Low-maintenance shrubs include witch hazel, forsythia, butterfly bush and several dwarf spruce species. Some hydrangea species are also easy to care for in certain climate zones.
Witch hazel is native to the United States, which means that it can thrive in many areas of the country. It is tolerant to both cold and drought, and it is flexible when it comes to sunlight. It blooms in November and December, offering a pop of color in the colder months. Asian witch hazel varieties bloom in February and March and can handle temperatures as cold as -20 degrees Fahrenheit.
Forsythia is a hardy plant that blooms with bright yellow flowers in early spring. It grows quickly, which means that it does not need a lot of maintenance. It is also easy to start from cuttings, letting gardeners on a budget quickly add bushes to garden spaces. However, forsythias are not always appropriate for small spaces, as maintaining smaller sizes can require lots of pruning.
The butterfly bush does well in full sun with well drained soil. It has attractive purple flowers that draw in butterflies. Although it requires pruning in the winter, it does not require a lot of additional care. However, the plant is invasive in some areas of the mid-west and west, so gardeners should check their state's invasive species list before planting it.

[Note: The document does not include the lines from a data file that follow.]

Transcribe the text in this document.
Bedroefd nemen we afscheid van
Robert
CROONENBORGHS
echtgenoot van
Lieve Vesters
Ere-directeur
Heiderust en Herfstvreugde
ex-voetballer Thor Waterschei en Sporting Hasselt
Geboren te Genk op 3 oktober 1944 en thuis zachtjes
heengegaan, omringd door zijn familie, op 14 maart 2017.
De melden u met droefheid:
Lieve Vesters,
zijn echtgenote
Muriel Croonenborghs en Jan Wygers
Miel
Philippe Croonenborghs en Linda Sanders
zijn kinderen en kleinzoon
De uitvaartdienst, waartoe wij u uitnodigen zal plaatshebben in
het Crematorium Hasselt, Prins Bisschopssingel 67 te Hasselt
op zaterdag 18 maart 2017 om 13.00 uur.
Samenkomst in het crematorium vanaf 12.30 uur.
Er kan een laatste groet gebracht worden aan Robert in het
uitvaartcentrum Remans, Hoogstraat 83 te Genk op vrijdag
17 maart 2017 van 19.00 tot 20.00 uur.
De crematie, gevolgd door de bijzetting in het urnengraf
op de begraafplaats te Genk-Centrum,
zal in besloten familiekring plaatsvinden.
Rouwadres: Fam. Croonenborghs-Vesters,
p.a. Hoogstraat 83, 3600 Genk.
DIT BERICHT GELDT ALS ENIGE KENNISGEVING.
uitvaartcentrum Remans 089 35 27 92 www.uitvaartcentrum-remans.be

Dwarf spruce trees such as the dwarf globe blue spruce and the dwarf Norway spruce are fairly tolerant to frost and can handle cooler climates such as those found in hardiness zone three. Other than regular watering and shelter from strong winds and heavy direct sunlight, these species require fairly minimal care.
In warmer climate zones such as Georgia and Florida, native hydrangea species such as the oakleaf hydrangea can make good shrub choices. These plants have large blossoms in the summer and the foliage turns an attractive red color in the winter.